Improve Performance when filtering collection as part of Atlas Vector Search
Adding filters to the $vectorSearch aggregation step should improve performance of vectorSearch given that we are searching over a smaller subset of the collection. Especially if those filters are for fields that we have an index for.
When testing vectorSearch performance, this is not the case:
Our setup:
Index exists with type: vectorSearch, Index Fields: fieldA, fieldB, fieldC. Status is Active.

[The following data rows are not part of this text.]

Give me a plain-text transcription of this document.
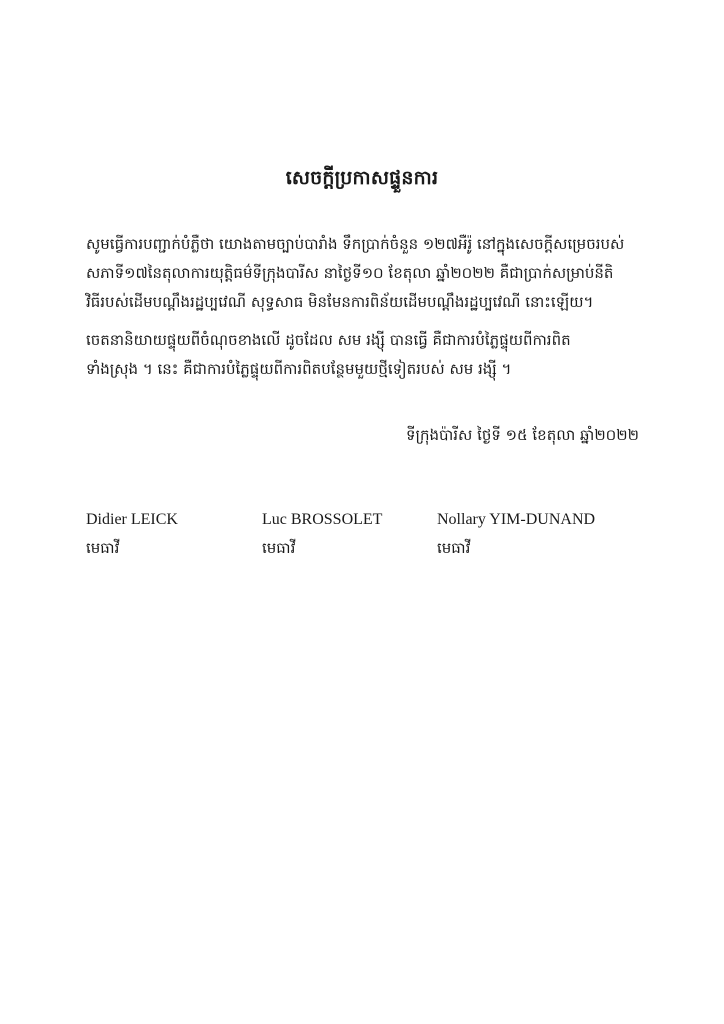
សេចក្តីប្រកាសផ្ទួនការ

សូមធ្វើការបញ្ជាក់បំភ្លឺថា យោងតាមច្បាប់បារាំង ទឹកប្រាក់ចំនួន ១២៧អឺរ៉ូ នៅក្នុងសេចក្តីសម្រេចរបស់
សភាទី១៧នៃតុលាការយុត្តិធម៌ទីក្រុងបារីស នាថ្ងៃទី១០ ខែតុលា ឆ្នាំ២០២២ គឺជាប្រាក់សម្រាប់នីតិ
វិធីរបស់ដើមបណ្តឹងរដ្ឋប្បវេណី សុទ្ធសាធ មិនមែនការពិន័យដើមបណ្តឹងរដ្ឋប្បវេណី នោះឡើយ។

ចេតនានិយាយផ្ទុយពីចំណុចខាងលើ ដូចដែល សម រង្ស៊ី បានធ្វើ គឺជាការបំភ្លៃផ្ទុយពីការពិត
ទាំងស្រុង ។ នេះ គឺជាការបំភ្លៃផ្ទុយពីការពិតបន្ថែមមួយថ្មីទៀតរបស់ សម រង្ស៊ី ។

ទីក្រុងប៉ារីស ថ្ងៃទី ១៥ ខែតុលា ឆ្នាំ២០២២
Didier LEICK
មេធាវី
Luc BROSSOLET
មេធាវី
Nollary YIM-DUNAND
មេធាវី
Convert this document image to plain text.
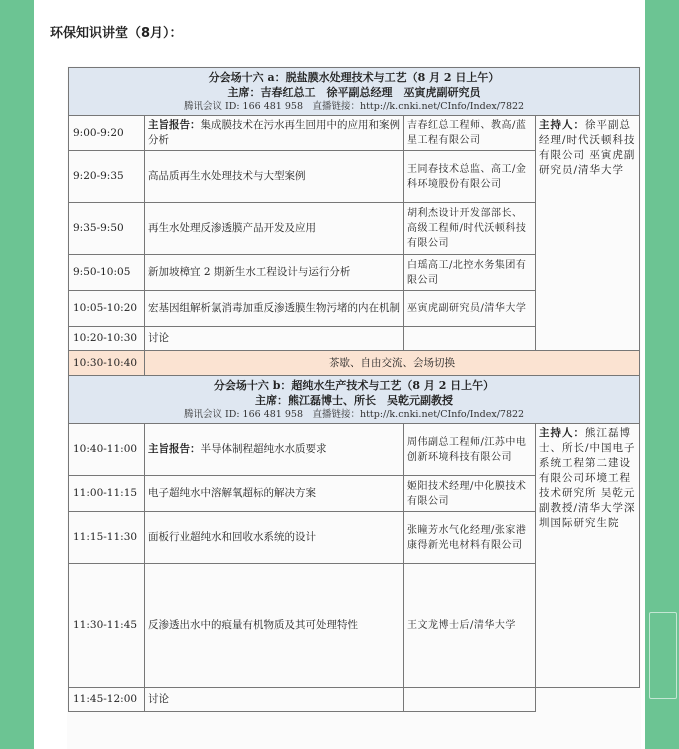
环保知识讲堂（8月）：
分会场十六 a：脱盐膜水处理技术与工艺（8 月 2 日上午）
主席：吉春红总工　徐平副总经理　巫寅虎副研究员
腾讯会议 ID: 166 481 958　直播链接：http://k.cnki.net/CInfo/Index/7822			

9:00-9:20	主旨报告：集成膜技术在污水再生回用中的应用和案例分析	吉春红总工程师、教高/蓝星工程有限公司	主持人：徐平副总经理/时代沃顿科技有限公司 巫寅虎副研究员/清华大学
9:20-9:35	高品质再生水处理技术与大型案例	王同春技术总监、高工/金科环境股份有限公司	
9:35-9:50	再生水处理反渗透膜产品开发及应用	胡利杰设计开发部部长、高级工程师/时代沃顿科技有限公司	
9:50-10:05	新加坡樟宜 2 期新生水工程设计与运行分析	白瑶高工/北控水务集团有限公司	
10:05-10:20	宏基因组解析氯消毒加重反渗透膜生物污堵的内在机制	巫寅虎副研究员/清华大学	
10:20-10:30	讨论		
10:30-10:40	茶歇、自由交流、会场切换		

分会场十六 b：超纯水生产技术与工艺（8 月 2 日上午）
主席：熊江磊博士、所长　吴乾元副教授
腾讯会议 ID: 166 481 958　直播链接：http://k.cnki.net/CInfo/Index/7822			

10:40-11:00	主旨报告：半导体制程超纯水水质要求	周伟副总工程师/江苏中电创新环境科技有限公司	主持人：熊江磊博士、所长/中国电子系统工程第二建设有限公司环境工程技术研究所 吴乾元副教授/清华大学深圳国际研究生院
11:00-11:15	电子超纯水中溶解氧超标的解决方案	姬阳技术经理/中化膜技术有限公司	
11:15-11:30	面板行业超纯水和回收水系统的设计	张瞳芳水气化经理/张家港康得新光电材料有限公司	
11:30-11:45	反渗透出水中的痕量有机物质及其可处理特性	王文龙博士后/清华大学	
11:45-12:00	讨论		
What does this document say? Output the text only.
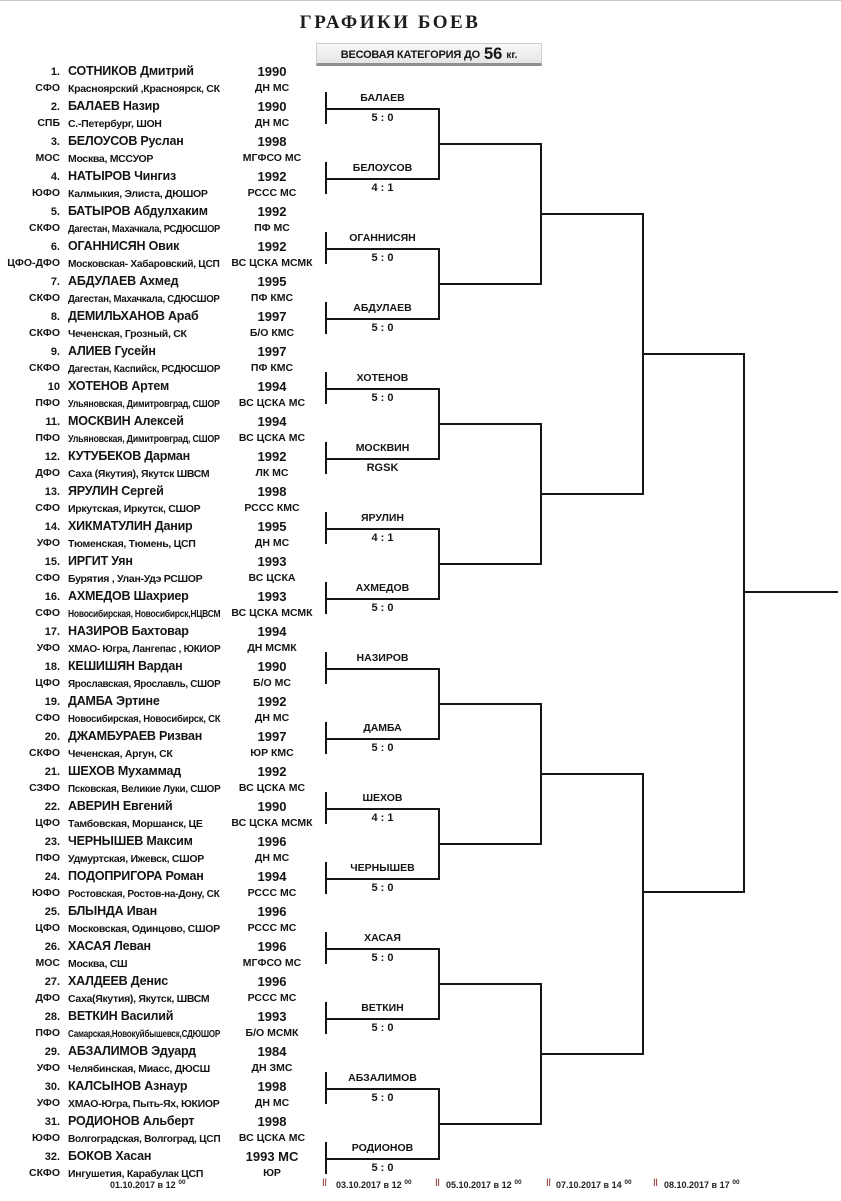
ГРАФИКИ БОЕВ
ВЕСОВАЯ КАТЕГОРИЯ ДО 56 кг.
1. СОТНИКОВ Дмитрий	1990
СФО Красноярский ,Красноярск, СК	ДН МС
2. БАЛАЕВ Назир	1990
СПБ С.-Петербург, ШОН	ДН МС
3. БЕЛОУСОВ Руслан	1998
МОС Москва, МССУОР	МГФСО МС
4. НАТЫРОВ Чингиз	1992
ЮФО Калмыкия, Элиста, ДЮШОР	РССС МС
5. БАТЫРОВ Абдулхаким	1992
СКФО Дагестан, Махачкала, РСДЮСШОР	ПФ МС
6. ОГАННИСЯН Овик	1992
ЦФО-ДФО Московская- Хабаровский, ЦСП	ВС ЦСКА МСМК
7. АБДУЛАЕВ Ахмед	1995
СКФО Дагестан, Махачкала, СДЮСШОР	ПФ КМС
8. ДЕМИЛЬХАНОВ Араб	1997
СКФО Чеченская, Грозный, СК	Б/О КМС
9. АЛИЕВ Гусейн	1997
СКФО Дагестан, Каспийск, РСДЮСШОР	ПФ КМС
10 ХОТЕНОВ Артем	1994
ПФО Ульяновская, Димитровград, СШОР	ВС ЦСКА МС
11. МОСКВИН Алексей	1994
ПФО Ульяновская, Димитровград, СШОР	ВС ЦСКА МС
12. КУТУБЕКОВ Дарман	1992
ДФО Саха (Якутия), Якутск ШВСМ	ЛК МС
13. ЯРУЛИН Сергей	1998
СФО Иркутская, Иркутск, СШОР	РССС КМС
14. ХИКМАТУЛИН Данир	1995
УФО Тюменская, Тюмень, ЦСП	ДН МС
15. ИРГИТ Уян	1993
СФО Бурятия , Улан-Удэ РСШОР	ВС ЦСКА
16. АХМЕДОВ Шахриер	1993
СФО Новосибирская, Новосибирск,НЦВСМ	ВС ЦСКА МСМК
17. НАЗИРОВ Бахтовар	1994
УФО ХМАО- Югра, Лангепас , ЮКИОР	ДН МСМК
18. КЕШИШЯН Вардан	1990
ЦФО Ярославская, Ярославль, СШОР	Б/О МС
19. ДАМБА Эртине	1992
СФО Новосибирская, Новосибирск, СК	ДН МС
20. ДЖАМБУРАЕВ Ризван	1997
СКФО Чеченская, Аргун, СК	ЮР КМС
21. ШЕХОВ Мухаммад	1992
СЗФО Псковская, Великие Луки, СШОР	ВС ЦСКА МС
22. АВЕРИН Евгений	1990
ЦФО Тамбовская, Моршанск, ЦЕ	ВС ЦСКА МСМК
23. ЧЕРНЫШЕВ Максим	1996
ПФО Удмуртская, Ижевск, СШОР	ДН МС
24. ПОДОПРИГОРА Роман	1994
ЮФО Ростовская, Ростов-на-Дону, СК	РССС МС
25. БЛЫНДА Иван	1996
ЦФО Московская, Одинцово, СШОР	РССС МС
26. ХАСАЯ Леван	1996
МОС Москва, СШ	МГФСО МС
27. ХАЛДЕЕВ Денис	1996
ДФО Саха(Якутия), Якутск, ШВСМ	РССС МС
28. ВЕТКИН Василий	1993
ПФО Самарская,Новокуйбышевск,СДЮШОР	Б/О МСМК
29. АБЗАЛИМОВ Эдуард	1984
УФО Челябинская, Миасс, ДЮСШ	ДН ЗМС
30. КАЛСЫНОВ Азнаур	1998
УФО ХМАО-Югра, Пыть-Ях, ЮКИОР	ДН МС
31. РОДИОНОВ Альберт	1998
ЮФО Волгоградская, Волгоград, ЦСП	ВС ЦСКА МС
32. БОКОВ Хасан	1993 МС
СКФО Ингушетия, Карабулак ЦСП	ЮР
БАЛАЕВ
5 : 0
БЕЛОУСОВ
4 : 1
ОГАННИСЯН
5 : 0
АБДУЛАЕВ
5 : 0
ХОТЕНОВ
5 : 0
МОСКВИН
RGSK
ЯРУЛИН
4 : 1
АХМЕДОВ
5 : 0
НАЗИРОВ
ДАМБА
5 : 0
ШЕХОВ
4 : 1
ЧЕРНЫШЕВ
5 : 0
ХАСАЯ
5 : 0
ВЕТКИН
5 : 0
АБЗАЛИМОВ
5 : 0
РОДИОНОВ
5 : 0
01.10.2017 в 12 $^{00}$	03.10.2017 в 12 $^{00}$	05.10.2017 в 12 $^{00}$	07.10.2017 в 14 $^{00}$	08.10.2017 в 17 $^{00}$
‖	‖	‖	‖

Add this filter to the $vectorSearch aggregation step:
'filter': {
'$and': [
{
‘fieldA’: value1,
‘fieldB’: False,
}
]
},
The original query times are as follows:
P50 Total Query Time: 2.0953004360198975
P95 Total Query Time: 3.579429221153259
P99 Total Query Time: 3.8835108208656313
The query times when filtering is applied are as follows:
P50 Total Query Time: 3.05288302898407
P95 Total Query Time: 4.789729547500606
P99 Total Query Time: 8.064464559555052
-
AdminHenry (Admin, MongoDB) commented
It's possible if you have a filter that is not very selective that the approximate search executes in cycles for a while where each greedy search through the HNSW layers leads to a candidate at the bottom most layer that does not meet the prefilter, causing wasteful similarity comparisons.
Can you share more about how many unique values exist for fieldA?